Most of the features we talked are not specific for IoT, but IoT will bring them all in a smaller OS. All are strictly related, and fail to operate in one of them will demise security also for the other.

Another example is the Update systems.

It is out of doubt that patching and updating will be necessary even in the IoT world.

But as of now, update is prone to be a Single Point of Failure for quite all systems. Software distribution systems used nowadays are not invulnerable, and can be used as a vehicle of attack through a malicious software attack to obtain a total system compromise situation.

By “malicious software update,” I mean that someone tricks your device into installing an inauthentic version of some software which causes your device to do things you don’t want it to do.

A “targeted malicious software update” means that only the attacker’s intended target(s) will receive the update, which greatly decreases the likelihood of anyone ever noticing it. To perform a targeted malicious software update, an attacker needs two things:

to be in a position to supply the update and
to be able to convince the victim’s existing software that the malicious update is authentic.

Finally, by “total system compromise” I mean that the attacker obtains all of the authority held by the program they’re impersonating an update to. In the case of an operating system, this means that the attacker can subvert any application on that device and obtain any encryption keys or other unencrypted data that the application has access to.

A backdoored encryption system which allows attackers to decrypt arbitrary data that their targets have encrypted is a significantly different kind of capability than a backdoor which allows attackers to run arbitrary software on their targets’ computers.

From an attacker perspective, each capability has some advantages. The former allows for passively-collected encrypted communications and other surreptitiously obtained encrypted data to be decrypted.
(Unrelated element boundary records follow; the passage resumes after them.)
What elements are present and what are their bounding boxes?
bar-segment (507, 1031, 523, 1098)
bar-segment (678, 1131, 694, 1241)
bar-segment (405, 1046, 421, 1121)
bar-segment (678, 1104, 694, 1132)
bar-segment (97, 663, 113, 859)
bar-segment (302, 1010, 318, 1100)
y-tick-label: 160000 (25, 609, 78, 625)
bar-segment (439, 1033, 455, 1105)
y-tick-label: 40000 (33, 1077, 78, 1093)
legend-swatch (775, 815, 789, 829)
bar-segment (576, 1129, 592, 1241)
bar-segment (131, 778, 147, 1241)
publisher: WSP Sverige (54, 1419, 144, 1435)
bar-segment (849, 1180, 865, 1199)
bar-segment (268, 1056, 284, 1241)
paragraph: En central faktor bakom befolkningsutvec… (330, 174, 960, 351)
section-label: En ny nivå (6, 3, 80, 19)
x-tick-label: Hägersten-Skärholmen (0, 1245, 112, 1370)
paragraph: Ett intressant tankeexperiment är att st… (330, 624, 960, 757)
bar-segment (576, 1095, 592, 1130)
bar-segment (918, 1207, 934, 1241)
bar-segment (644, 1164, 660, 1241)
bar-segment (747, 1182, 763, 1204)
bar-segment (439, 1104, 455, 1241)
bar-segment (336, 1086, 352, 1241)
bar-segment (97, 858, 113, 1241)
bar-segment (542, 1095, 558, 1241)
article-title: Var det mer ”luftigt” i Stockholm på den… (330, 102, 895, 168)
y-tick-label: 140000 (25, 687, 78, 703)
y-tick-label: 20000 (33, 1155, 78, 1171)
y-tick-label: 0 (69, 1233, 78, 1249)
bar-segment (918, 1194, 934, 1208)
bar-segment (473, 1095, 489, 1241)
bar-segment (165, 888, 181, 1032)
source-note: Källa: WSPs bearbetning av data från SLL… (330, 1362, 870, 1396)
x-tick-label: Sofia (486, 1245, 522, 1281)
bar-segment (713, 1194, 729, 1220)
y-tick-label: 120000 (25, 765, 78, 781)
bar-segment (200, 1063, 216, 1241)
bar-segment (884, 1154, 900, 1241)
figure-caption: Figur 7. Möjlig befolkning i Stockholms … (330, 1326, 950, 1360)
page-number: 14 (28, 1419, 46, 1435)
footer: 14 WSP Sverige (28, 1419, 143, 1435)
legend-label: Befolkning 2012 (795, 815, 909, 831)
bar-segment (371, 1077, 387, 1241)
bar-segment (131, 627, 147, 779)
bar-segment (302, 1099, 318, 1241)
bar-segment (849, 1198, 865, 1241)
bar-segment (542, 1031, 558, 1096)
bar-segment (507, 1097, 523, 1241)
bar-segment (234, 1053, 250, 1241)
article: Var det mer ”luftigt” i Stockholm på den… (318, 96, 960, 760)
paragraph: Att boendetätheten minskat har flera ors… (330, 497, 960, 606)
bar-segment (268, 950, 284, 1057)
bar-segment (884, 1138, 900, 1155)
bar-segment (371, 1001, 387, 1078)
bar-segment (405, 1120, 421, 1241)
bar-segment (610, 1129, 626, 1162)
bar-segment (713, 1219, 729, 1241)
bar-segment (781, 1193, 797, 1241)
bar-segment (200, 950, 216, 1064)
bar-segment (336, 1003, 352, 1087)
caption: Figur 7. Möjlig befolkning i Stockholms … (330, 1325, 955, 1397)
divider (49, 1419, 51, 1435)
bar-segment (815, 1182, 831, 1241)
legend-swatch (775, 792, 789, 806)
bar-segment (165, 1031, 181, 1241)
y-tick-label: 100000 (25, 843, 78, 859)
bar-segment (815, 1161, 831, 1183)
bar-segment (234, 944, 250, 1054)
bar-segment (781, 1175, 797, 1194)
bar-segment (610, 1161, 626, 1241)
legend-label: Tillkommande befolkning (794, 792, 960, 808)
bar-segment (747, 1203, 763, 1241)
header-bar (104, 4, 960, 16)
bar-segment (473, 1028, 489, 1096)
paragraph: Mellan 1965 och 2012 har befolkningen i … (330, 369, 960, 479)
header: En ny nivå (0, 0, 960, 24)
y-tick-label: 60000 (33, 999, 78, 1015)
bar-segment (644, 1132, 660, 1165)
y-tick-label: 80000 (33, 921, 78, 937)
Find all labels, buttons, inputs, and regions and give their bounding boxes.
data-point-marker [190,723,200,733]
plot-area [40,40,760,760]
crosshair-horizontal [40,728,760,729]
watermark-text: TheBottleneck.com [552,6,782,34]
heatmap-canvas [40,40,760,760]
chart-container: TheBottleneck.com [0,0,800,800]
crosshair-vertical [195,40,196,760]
The latter can only be used when the necessary conditions exist for an active attack to be executed, but when those conditions exist it allows for much more than mere access to already-obtained-but-encrypted data.

Any data on the device can be exfiltrated, including encryption keys and new data which can be collected from attached microphones, cameras, or other peripherals.

Many software projects have only begun attempting to verify the authenticity of their updates in recent years. But even among projects that have been trying to do it for decades, most still have single points of devastating failure.

In some systems there are a number of keys where if any one of them is compromised such an attack becomes possible. In other cases it might be that signatures from two or even three keys are necessary, but when those keys are all controlled by the same company (or perhaps even the same person) the system still has single points of failure.

The controversial “systemd” comes to an OS known for stability. This problem exists in almost every update system in wide use today

I hope that in the not-too-distant future, for many applications at least, attackers wishing to perform targeted malicious updates will be unable to do so without compromising a multitude of keys held by many people in many different legal jurisdictions. There are a number of promising projects which could help achieve that goal, including the DeDiS Cothority and the Docker project’s Notary.

Being free of single points of failure should be a basic requirement for any new software distribution mechanisms deployed today.

So I hardly think we can take security not so seriously in a light IoT device OS.

But are big OS worse?

Biggest multipurpose OS have, of course, a bigger surface area so are an easy target for attack, they need a serious hardening to be secures (which usually is not done at any level).

No matter if it is Linux, Unix, Mac OS or Windows they have all pro and Vs when talking about security but, generally speaking, a bigger OS need a bigger HW and so can rely on more complex security features.

Sometimes if the security can’t be provided it is used to wrap the code into smaller virtual container that can be protected. It can be implemented at Virtual machine level (think of docker implementation as an example, ok not strictly security related but fit somehow) but also at OS level.